= Kalapa (atomism) =

Kalapa or rupa-kalapa (from Sanskrit rūpa "form, phenomenon" and kalāpa "bundle") is a term in Theravada Buddhist phenomenology for the smallest units of physical matter, said to be about 1/46,656th the size of a particle of dust from a wheel of chariot.
Kalapas are not mentioned in the earliest Buddhists texts, such as the Tripitaka, but only in the Abhidhammattha-sangaha, an Abhidhamma commentary dated to the 11th or 12th century, and as such not part of common Theravada doctrine.
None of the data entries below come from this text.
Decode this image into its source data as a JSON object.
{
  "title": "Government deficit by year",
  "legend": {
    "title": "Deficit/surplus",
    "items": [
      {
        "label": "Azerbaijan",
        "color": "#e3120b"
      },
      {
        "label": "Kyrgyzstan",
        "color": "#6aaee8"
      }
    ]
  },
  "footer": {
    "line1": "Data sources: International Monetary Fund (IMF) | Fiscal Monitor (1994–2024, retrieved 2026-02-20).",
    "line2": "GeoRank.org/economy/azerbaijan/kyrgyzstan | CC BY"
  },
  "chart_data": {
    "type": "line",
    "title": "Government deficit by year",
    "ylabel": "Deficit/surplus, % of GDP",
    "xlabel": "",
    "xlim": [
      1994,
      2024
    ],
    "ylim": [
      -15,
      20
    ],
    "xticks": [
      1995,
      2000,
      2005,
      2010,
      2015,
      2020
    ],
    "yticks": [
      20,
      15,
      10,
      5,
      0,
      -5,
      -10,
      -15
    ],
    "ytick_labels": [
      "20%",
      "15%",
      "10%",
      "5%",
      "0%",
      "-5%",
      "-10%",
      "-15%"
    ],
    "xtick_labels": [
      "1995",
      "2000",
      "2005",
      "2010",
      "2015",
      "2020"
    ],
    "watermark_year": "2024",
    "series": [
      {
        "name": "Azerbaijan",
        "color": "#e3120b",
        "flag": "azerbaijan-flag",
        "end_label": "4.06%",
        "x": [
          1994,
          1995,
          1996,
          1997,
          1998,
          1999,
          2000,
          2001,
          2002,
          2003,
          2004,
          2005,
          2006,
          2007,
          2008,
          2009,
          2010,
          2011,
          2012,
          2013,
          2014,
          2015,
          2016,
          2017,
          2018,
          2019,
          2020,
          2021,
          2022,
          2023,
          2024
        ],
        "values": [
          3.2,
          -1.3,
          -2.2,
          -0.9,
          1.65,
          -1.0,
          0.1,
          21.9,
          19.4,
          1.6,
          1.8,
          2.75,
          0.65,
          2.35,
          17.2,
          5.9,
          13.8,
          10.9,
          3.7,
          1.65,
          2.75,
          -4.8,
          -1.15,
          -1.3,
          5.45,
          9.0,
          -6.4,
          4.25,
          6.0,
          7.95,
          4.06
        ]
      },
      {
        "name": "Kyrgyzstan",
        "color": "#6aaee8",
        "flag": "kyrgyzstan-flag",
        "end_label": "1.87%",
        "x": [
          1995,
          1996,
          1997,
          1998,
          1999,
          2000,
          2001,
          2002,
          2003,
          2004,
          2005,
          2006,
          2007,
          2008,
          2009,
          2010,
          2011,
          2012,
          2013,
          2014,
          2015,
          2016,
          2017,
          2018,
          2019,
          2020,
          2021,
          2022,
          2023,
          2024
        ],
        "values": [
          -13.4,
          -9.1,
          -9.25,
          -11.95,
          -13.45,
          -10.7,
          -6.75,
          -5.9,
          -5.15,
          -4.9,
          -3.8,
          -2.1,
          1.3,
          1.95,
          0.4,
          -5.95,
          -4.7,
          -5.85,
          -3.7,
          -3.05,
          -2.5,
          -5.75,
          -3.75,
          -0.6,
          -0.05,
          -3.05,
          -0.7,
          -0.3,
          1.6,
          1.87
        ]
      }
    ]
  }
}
According to the description found in the Abhidhammattha-sangaha, Kalapas are said to be invisible under normal circumstances but visible as a result of meditative samadhi. Kalapas are composed of eight inseparable elements of material essence in varying amounts which are: Pathavi (earth), Apo (water), Tejo (fire), Vayo (air), Vanna (color), Gandha (smell), Rasa (taste), and Oja (nutrition). The first four elements are called primary qualities, and are predominant in kalapas. The other four are secondary properties that derive from the primaries. The primary qualities are akin to the system of classical elements in Ancient Greece. Certain kalapas are said to also include additional elements, including sound, sex, body, mind-base and life.

In contemporary Buddhist meditation practice, the observation and analysis of kalapas is a type of vipassana practice that aims to allow direct observation of impermanence and non-self. Contemporary adherents of practices related to the observation and analysis of kalapas include U Ba Khin, S.N. Goenka and the Pa Auk Sayadaw.
Mahasi Sayadaw in the 1980s expressed a belief that kalapas played a role in aging, death and rebirth.